The on-chain program (`percli-program`) is an Anchor 1.0 program that wraps the Percolator engine in a Solana PDA. See [`Anchor.toml`](Anchor.toml) for deployment config.
## Keeper Bot
The `keeper` command watches an on-chain market, cranks Pyth oracle updates, and liquidates undercollateralized accounts:
```bash
# Keeper with Pyth oracle feed (required)
percli keeper --rpc devnet --pyth-feed <PYTH_FEED_PUBKEY> --interval 10
```
The keeper loops: read market state, submit crank tx (which reads the Pyth price on-chain), liquidate anyone below maintenance margin, sleep, repeat.
Requires `--features chain`.
## Playground
Try percli in your browser at [kamiyoai.github.io/percli](https://kamiyoai.github.io/percli) — no install required. Edit TOML scenarios and see simulation results instantly via WebAssembly.
## What is Percolator?
[Percolator](https://github.com/aeyakovenko/percolator) is a risk engine for perpetual futures that replaces ADL queues with two deterministic mechanisms:
**H (haircut ratio)** — When the vault is stressed, every profitable account sees the same pro-rata scaling on withdrawable profit. No queue priority, no first-come advantage. Capital deposits are always protected.
**A/K (side indices)** — When a leveraged account goes bankrupt, the opposing side absorbs the residual through global position scaling (A) and PnL socialization (K). No account is singled out. Settlement is O(1) per account.
Together: no user can withdraw more than exists, no user is singled out for forced closure, and markets always self-heal through a deterministic three-phase reset — no admin intervention, no governance votes.
See [Tarun Chitra, *Autodeleveraging: Impossibilities and Optimization*](https://arxiv.org/abs/2512.01112) for the theoretical foundation.
## Architecture
```
kamiyoai/percli (workspace)
├── src/ # percolator — upstream risk engine (no-std, formally verified)
├── crates/
│ ├── percli-core/ # engine wrapper, scenario runner, agent protocol
│ ├── percli/ # CLI binary (sim, step, query, agent, chain)
│ ├── percli-chain/ # Solana RPC client commands
│ ├── percli-program/ # Anchor on-chain program
│ └── percli-wasm/ # WebAssembly build
├── web/ # browser playground (GitHub Pages)
├── scenarios/ # bundled TOML test scenarios
├── examples/ # agent examples (Python, Bash)
├── tests/ # upstream Kani formal verification proofs
└── scripts/ # development utilities
```
## Security
The core risk engine (`percolator`) is formally verified with [Kani](https://model-checking.github.io/kani/) proofs and continuously fuzz-tested with [proptest](https://crates.io/crates/proptest).
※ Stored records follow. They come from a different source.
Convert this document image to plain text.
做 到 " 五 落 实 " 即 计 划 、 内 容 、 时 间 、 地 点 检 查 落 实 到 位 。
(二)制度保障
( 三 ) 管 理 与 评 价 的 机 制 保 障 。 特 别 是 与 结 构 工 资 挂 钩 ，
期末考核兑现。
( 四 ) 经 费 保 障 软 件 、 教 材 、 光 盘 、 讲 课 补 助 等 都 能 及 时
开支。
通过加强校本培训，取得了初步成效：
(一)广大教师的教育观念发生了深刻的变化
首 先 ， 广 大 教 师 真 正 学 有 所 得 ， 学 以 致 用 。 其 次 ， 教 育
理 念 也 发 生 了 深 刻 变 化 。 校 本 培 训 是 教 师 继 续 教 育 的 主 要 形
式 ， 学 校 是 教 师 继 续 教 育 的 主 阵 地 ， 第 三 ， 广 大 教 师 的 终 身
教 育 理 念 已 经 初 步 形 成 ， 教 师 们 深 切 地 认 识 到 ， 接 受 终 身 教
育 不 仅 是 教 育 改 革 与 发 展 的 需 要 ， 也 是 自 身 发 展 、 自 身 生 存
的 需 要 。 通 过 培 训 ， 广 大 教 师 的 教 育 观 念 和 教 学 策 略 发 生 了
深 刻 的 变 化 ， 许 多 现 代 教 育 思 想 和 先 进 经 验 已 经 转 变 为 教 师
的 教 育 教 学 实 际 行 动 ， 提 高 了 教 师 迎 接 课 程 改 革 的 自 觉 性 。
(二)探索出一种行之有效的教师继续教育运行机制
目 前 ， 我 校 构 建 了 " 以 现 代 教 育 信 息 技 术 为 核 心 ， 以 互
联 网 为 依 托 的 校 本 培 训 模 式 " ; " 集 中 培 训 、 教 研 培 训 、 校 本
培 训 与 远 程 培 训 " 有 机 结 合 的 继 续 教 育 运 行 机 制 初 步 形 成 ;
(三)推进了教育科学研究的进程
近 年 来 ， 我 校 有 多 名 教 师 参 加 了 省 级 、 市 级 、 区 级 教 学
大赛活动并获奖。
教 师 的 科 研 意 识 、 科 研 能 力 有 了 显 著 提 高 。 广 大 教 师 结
All arithmetic uses checked operations; `#![forbid(unsafe_code)]` is enforced in the engine crate.
The on-chain Anchor program validates:
- **Account ownership** — market accounts must be owned by the program
- **Oracle authenticity** — price feeds must be owned by the Pyth v2 program
- **Discriminator + size checks** — all market accounts are validated before access
- **SPL token constraints** — mint, owner, and vault PDA seeds are verified by Anchor
- **Checked price conversion** — Pyth exponent handling uses checked arithmetic with bounded exponent range
**This software has not been audited by a third-party security firm.** If you discover a vulnerability, please report it privately via GitHub Security Advisories rather than opening a public issue.
## Contributing
See [CONTRIBUTING.md](CONTRIBUTING.md) for development setup, testing, and PR guidelines.
## License
Apache-2.0 OR MIT — see [LICENSE](LICENSE).